Desert Gate is the top selection. The Baffert-trained colt has posted back-to-back dominant efforts with career-best speed figures, and he is the only pure frontrunner in this field. The model projects an uncontested opening half-mile in the :47 to :48 range with nobody capable of challenging his fractions. That kind of tactical supremacy through the first six furlongs is enormously valuable in a 9-furlong race. His sustained speed rating grades as elite on both ends: elite opening speed, elite sustained speed. The quick 5-furlong work at Churchill on June 13th confirms he’s training forwardly into this. Flavien Prat gives him a live rider. The morning line of 5-2 is essentially fair value, and the model is comfortable making him the top selection.

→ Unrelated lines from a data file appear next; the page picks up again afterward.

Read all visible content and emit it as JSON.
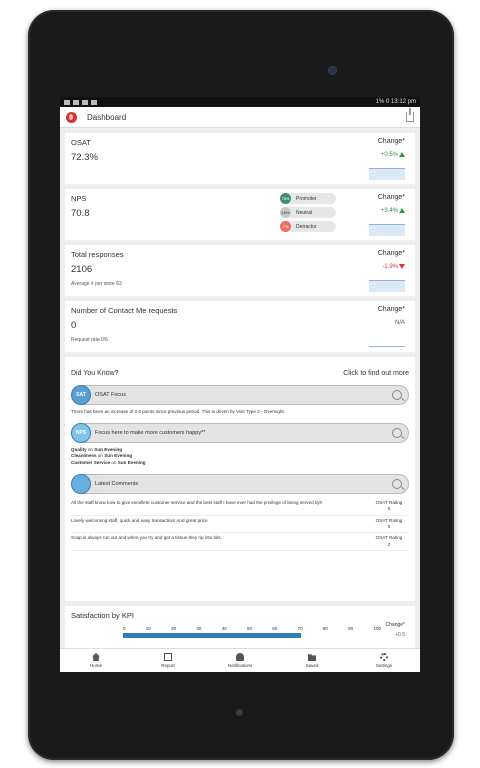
{
  "status": {
    "right": "1% 0 13:12 pm"
  },
  "appbar": {
    "title": "Dashboard"
  },
  "metrics": {
    "osat": {
      "title": "OSAT",
      "value": "72.3%",
      "change_label": "Change*",
      "change": "+0.5%"
    },
    "nps": {
      "title": "NPS",
      "value": "70.8",
      "change_label": "Change*",
      "change": "+3.4%",
      "legend": [
        {
          "pct": "78%",
          "label": "Promoter",
          "color": "#3f8f6e"
        },
        {
          "pct": "16%",
          "label": "Neutral",
          "color": "#c9c9c9"
        },
        {
          "pct": "7%",
          "label": "Detractor",
          "color": "#e8735b"
        }
      ]
    },
    "responses": {
      "title": "Total responses",
      "value": "2106",
      "sub": "Average # per store 63",
      "change_label": "Change*",
      "change": "-1.9%"
    },
    "contact": {
      "title": "Number of Contact Me requests",
      "value": "0",
      "sub": "Request rate 0%",
      "change_label": "Change*",
      "change": "N/A"
    }
  },
  "did_you_know": {
    "title": "Did You Know?",
    "cta": "Click to find out more",
    "osat_focus": {
      "label": "OSAT Focus",
      "icon_text": "SAT",
      "text": "There has been an increase of 0.5 points since previous period. This is driven by Visit Type 2 - Overnight."
    },
    "focus_happy": {
      "label": "Focus here to make more customers happy**",
      "icon_text": "NPS",
      "lines": [
        {
          "kpi": "Quality",
          "on": "on",
          "when": "Sun Evening"
        },
        {
          "kpi": "Cleanliness",
          "on": "on",
          "when": "Sun Evening"
        },
        {
          "kpi": "Customer Service",
          "on": "on",
          "when": "Sun Evening"
        }
      ]
    },
    "latest_comments": {
      "label": "Latest Comments",
      "items": [
        {
          "text": "All the staff know how to give excellent customer service and the best staff I have ever had the privilege of being served by!!",
          "rating_label": "OSAT Rating",
          "rating": "5"
        },
        {
          "text": "Lovely welcoming staff, quick and easy transaction! And great price",
          "rating_label": "OSAT Rating",
          "rating": "5"
        },
        {
          "text": "Soap is always run out and when you try and get a tissue they rip into bits.",
          "rating_label": "OSAT Rating",
          "rating": "2"
        }
      ]
    }
  },
  "kpi": {
    "title": "Satisfaction by KPI",
    "ticks": [
      "0",
      "10",
      "20",
      "30",
      "40",
      "50",
      "60",
      "70",
      "80",
      "90",
      "100"
    ],
    "change_label": "Change*",
    "change": "+0.5"
  },
  "nav": [
    {
      "label": "Home",
      "icon": "home-icon"
    },
    {
      "label": "Report",
      "icon": "report-icon"
    },
    {
      "label": "Notifications",
      "icon": "bell-icon"
    },
    {
      "label": "Saved",
      "icon": "folder-icon"
    },
    {
      "label": "Settings",
      "icon": "gear-icon"
    }
  ]
}
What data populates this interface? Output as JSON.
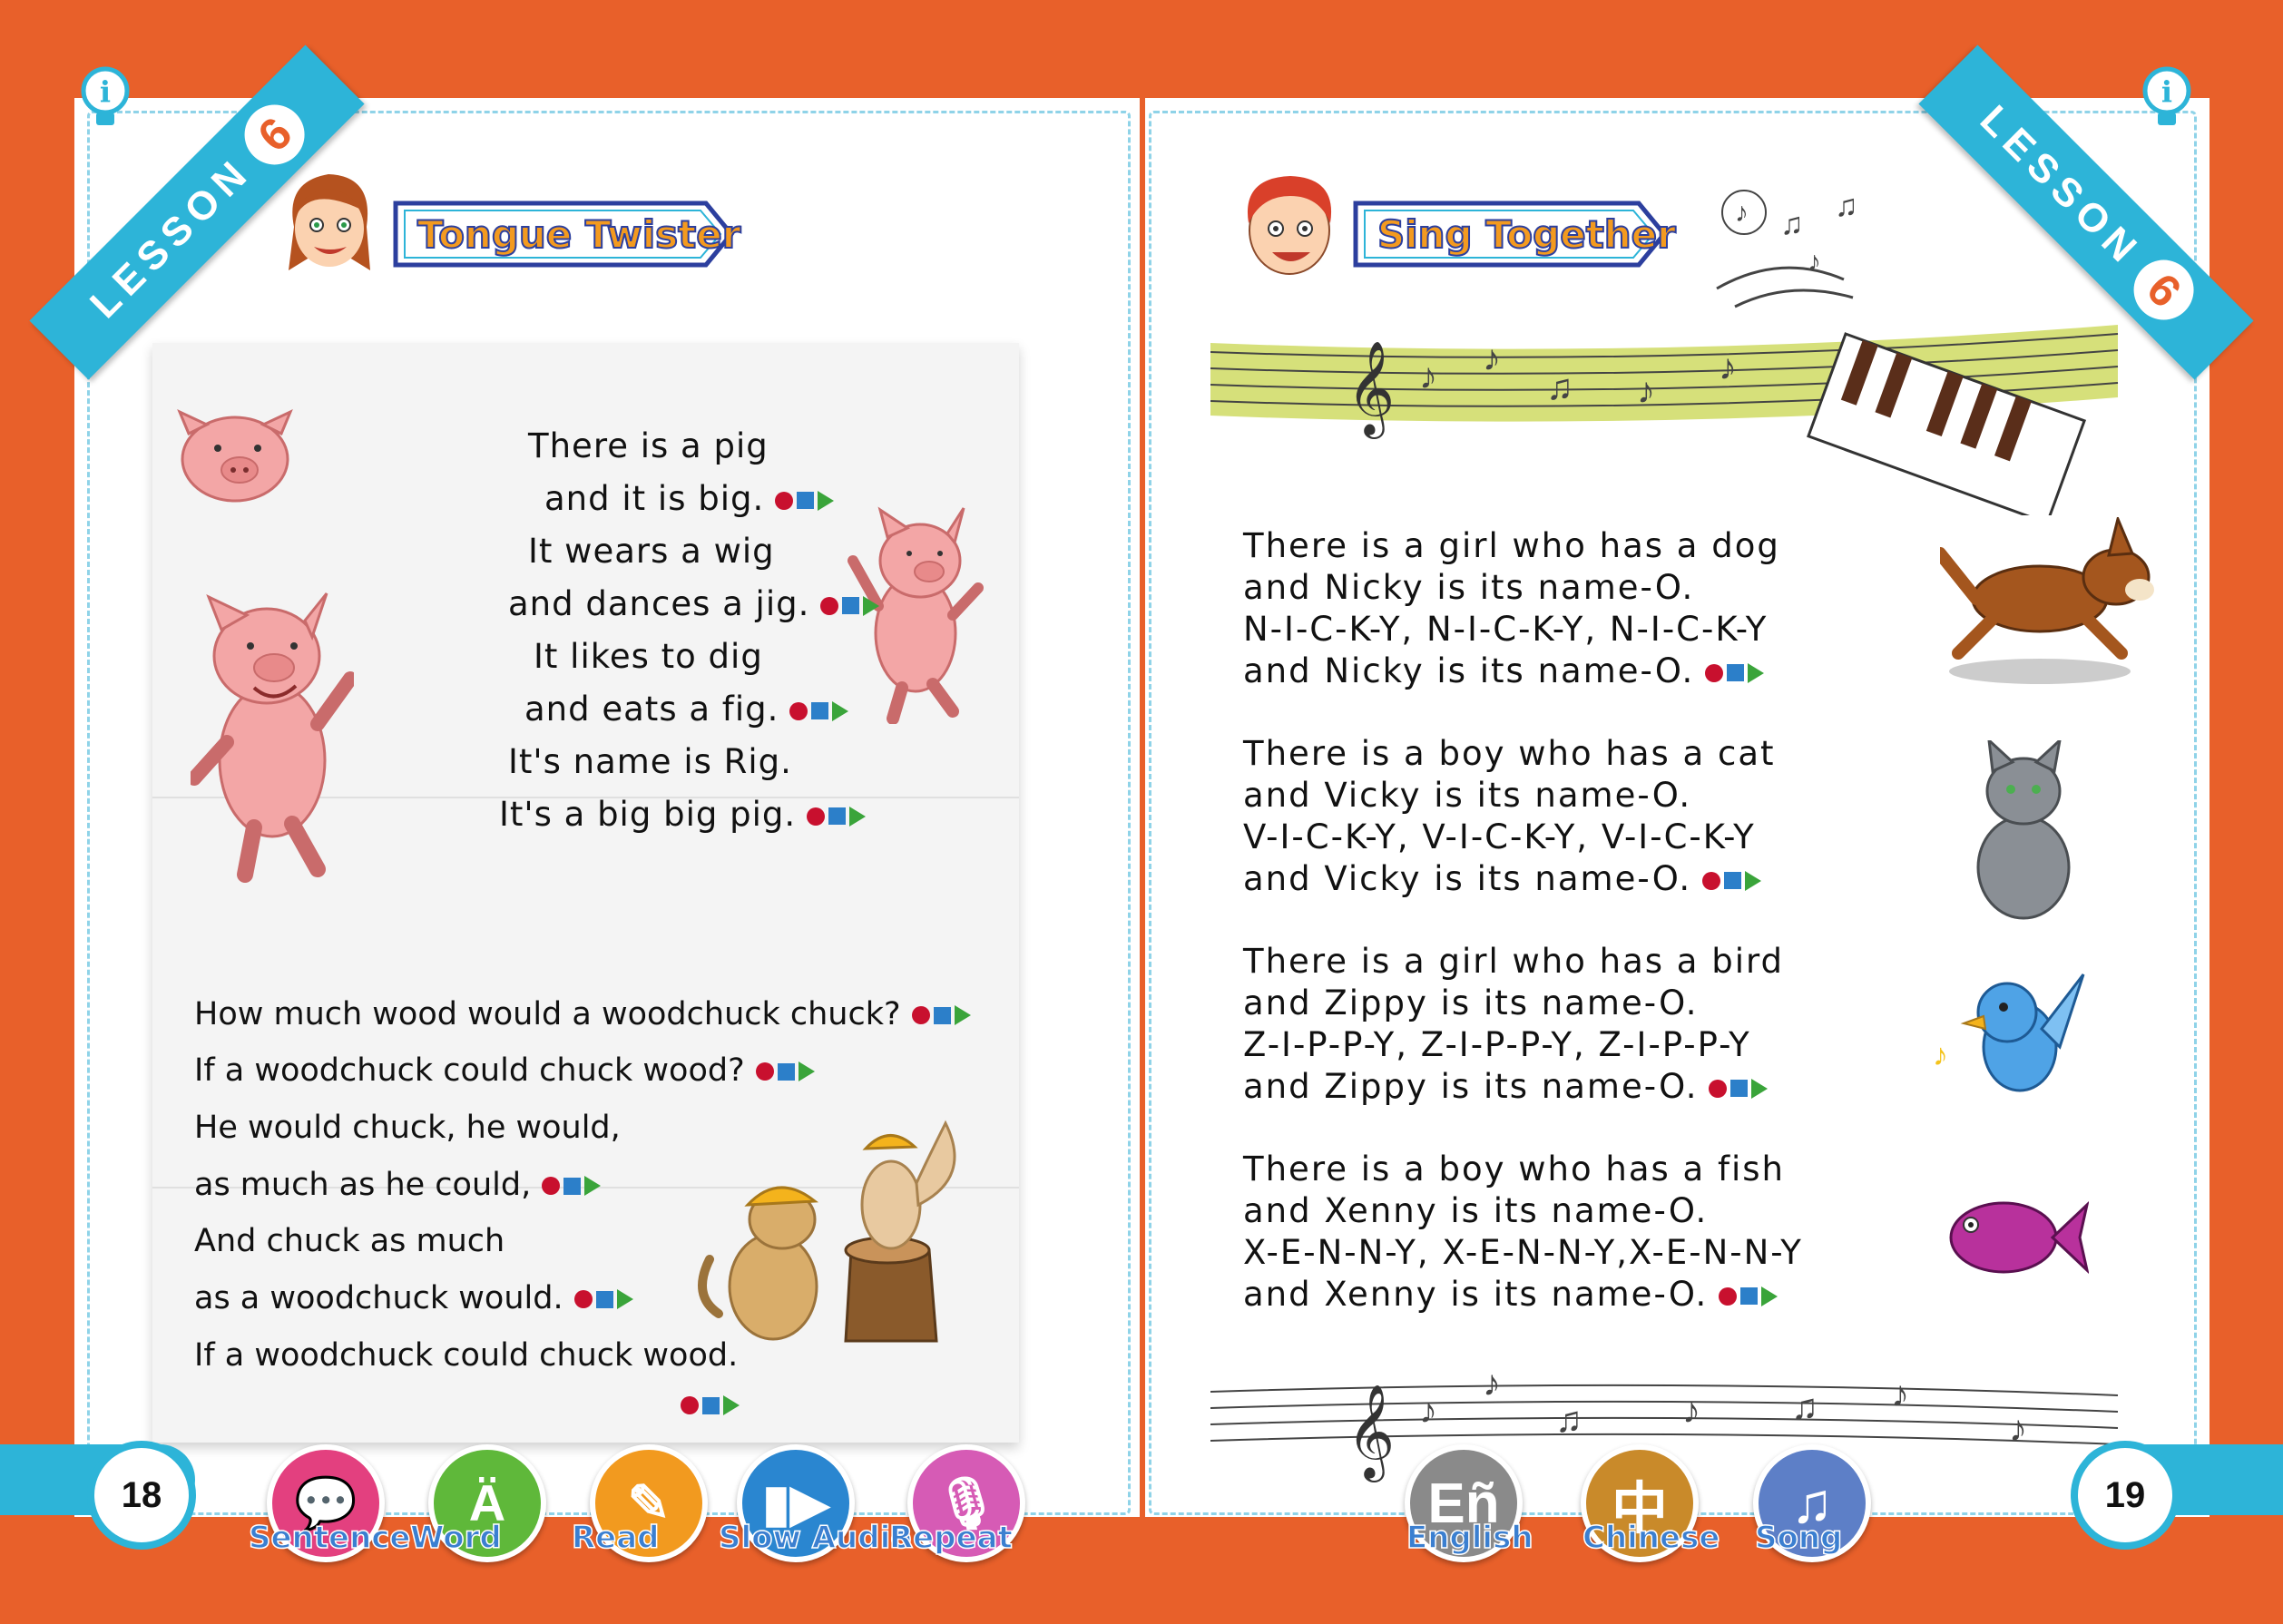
{
  "lesson": {
    "label": "LESSON",
    "number": "6"
  },
  "left_page": {
    "section_title": "Tongue Twister",
    "page_number": "18",
    "poem": [
      {
        "text": "There is a pig",
        "audio": false
      },
      {
        "text": "and it is big.",
        "audio": true
      },
      {
        "text": "It wears a wig",
        "audio": false
      },
      {
        "text": "and dances a jig.",
        "audio": true
      },
      {
        "text": "It likes to dig",
        "audio": false
      },
      {
        "text": "and eats a fig.",
        "audio": true
      },
      {
        "text": "It's name is Rig.",
        "audio": false
      },
      {
        "text": "It's a big big pig.",
        "audio": true
      }
    ],
    "woodchuck": [
      {
        "text": "How much wood would a woodchuck chuck?",
        "audio": true
      },
      {
        "text": "If a woodchuck could chuck wood?",
        "audio": true
      },
      {
        "text": "He would chuck, he would,",
        "audio": false
      },
      {
        "text": "as much as he could,",
        "audio": true
      },
      {
        "text": "And chuck as much",
        "audio": false
      },
      {
        "text": "as a woodchuck would.",
        "audio": true
      },
      {
        "text": "If a woodchuck could chuck wood.",
        "audio": false
      }
    ],
    "tools": [
      {
        "label": "Sentence",
        "icon": "speech-bubble-icon",
        "color": "#e3407f"
      },
      {
        "label": "Word",
        "icon": "letter-a-icon",
        "color": "#5fb83a"
      },
      {
        "label": "Read",
        "icon": "book-pencil-icon",
        "color": "#f29a1f"
      },
      {
        "label": "Slow Audio",
        "icon": "slow-play-icon",
        "color": "#2a86d0"
      },
      {
        "label": "Repeat",
        "icon": "microphone-icon",
        "color": "#d65bb5"
      }
    ]
  },
  "right_page": {
    "section_title": "Sing Together",
    "page_number": "19",
    "verses": [
      {
        "lines": [
          "There is a girl who has a dog",
          "and Nicky is its name-O.",
          "N-I-C-K-Y, N-I-C-K-Y, N-I-C-K-Y",
          "and Nicky is its name-O."
        ]
      },
      {
        "lines": [
          "There is a boy who has a cat",
          "and Vicky is its name-O.",
          "V-I-C-K-Y, V-I-C-K-Y, V-I-C-K-Y",
          "and Vicky is its name-O."
        ]
      },
      {
        "lines": [
          "There is a girl who has a bird",
          "and Zippy is its name-O.",
          "Z-I-P-P-Y, Z-I-P-P-Y, Z-I-P-P-Y",
          "and Zippy is its name-O."
        ]
      },
      {
        "lines": [
          "There is a boy who has a fish",
          "and Xenny is its name-O.",
          "X-E-N-N-Y, X-E-N-N-Y,X-E-N-N-Y",
          "and Xenny is its name-O."
        ]
      }
    ],
    "tools": [
      {
        "label": "English",
        "icon": "english-icon",
        "glyph": "Eñ",
        "color": "#8a8a8a"
      },
      {
        "label": "Chinese",
        "icon": "chinese-icon",
        "glyph": "中",
        "color": "#c98a2a"
      },
      {
        "label": "Song",
        "icon": "music-note-icon",
        "glyph": "♫",
        "color": "#5d7fc7"
      }
    ]
  },
  "colors": {
    "background": "#e8602a",
    "accent": "#2db4d8",
    "title_fill": "#f39a1f",
    "title_outline": "#2c3f9e"
  }
}
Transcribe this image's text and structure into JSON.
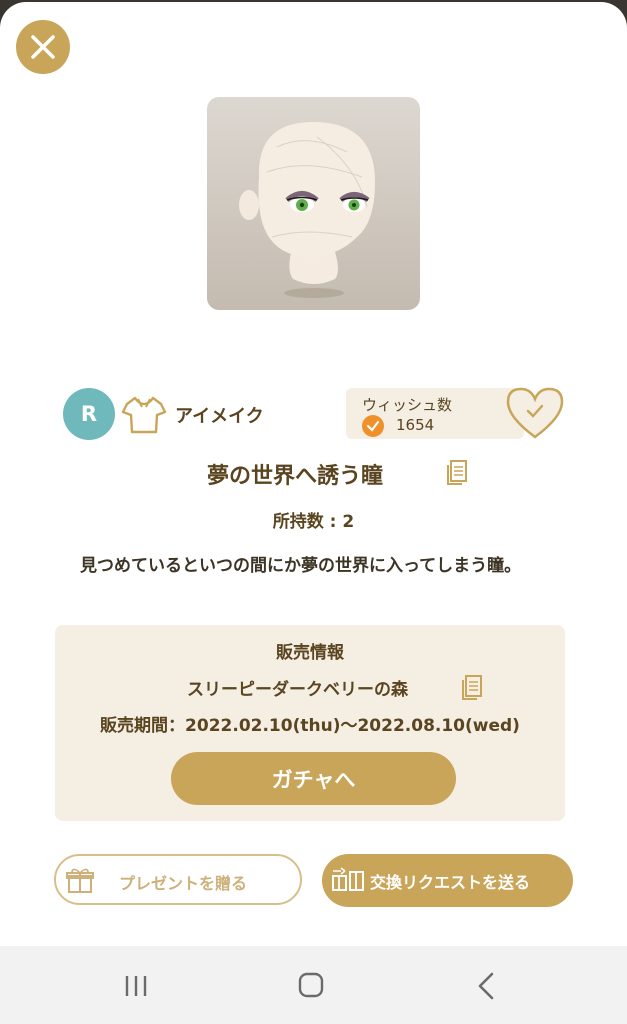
{
  "header": {
    "close_icon": "close-icon"
  },
  "item": {
    "image_desc": "mannequin-head-with-green-eyes",
    "rarity": "R",
    "category_icon": "shirt-icon",
    "category": "アイメイク",
    "title": "夢の世界へ誘う瞳",
    "owned": "所持数 : 2",
    "description": "見つめているといつの間にか夢の世界に入ってしまう瞳。"
  },
  "wish": {
    "label": "ウィッシュ数",
    "count": "1654",
    "icon": "flame-icon",
    "heart_icon": "heart-check-icon"
  },
  "sale": {
    "title": "販売情報",
    "shop": "スリーピーダークベリーの森",
    "period": "販売期間：2022.02.10(thu)〜2022.08.10(wed)",
    "gacha_button": "ガチャへ"
  },
  "actions": {
    "present_label": "プレゼントを贈る",
    "trade_label": "交換リクエストを送る"
  },
  "colors": {
    "accent": "#c9a55a",
    "text": "#5a4520",
    "panel": "#f4eee3",
    "rarity_badge": "#6fb9bd",
    "wish_flame": "#f0902a"
  },
  "navbar": {
    "icons": [
      "recent-apps-icon",
      "home-icon",
      "back-icon"
    ]
  }
}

The value play is Ocelli at 9-2, and this is where the model is most enthusiastic from a value standpoint. He came off the Kentucky Derby with a career-best speed figure, rallying from 16th at the first call to finish third. That effort represents the highest figure in this field by a meaningful margin. His sustained speed rating also grades as elite, with closing velocity that consistently outpaces rivals. Three consecutive efforts have produced a rising speed figure sequence, which is a classic improvement arc for a late-developing closer. The pace scenario is not ideal though: soft early fractions don’t exactly set up the kind of late collapse he needs.
Chip Honcho is the third selection for multi-race sequences. A seasoned stakes runner with Asmussen and Ortiz, guaranteed to get a clean stalking trip two to four lengths off Desert Gate’s uncontested lead. His graded stakes experience is the deepest in the field outside of Ocelli.
The horse to avoid at the windows despite some public appeal is Bull by the Horns at 12-1. The model projects fair odds closer to 39-1 based on erratic form, pace collapse patterns, and bounce risk in his third start off a layoff. One win against restricted company doesn’t justify that price in a Grade 3.
There you have it. The App, with my model tweaking and handicapping principles, taking us through 12 races at Thistledown. It’ll be 365 days until we’re back here again. Good luck if you’re playing.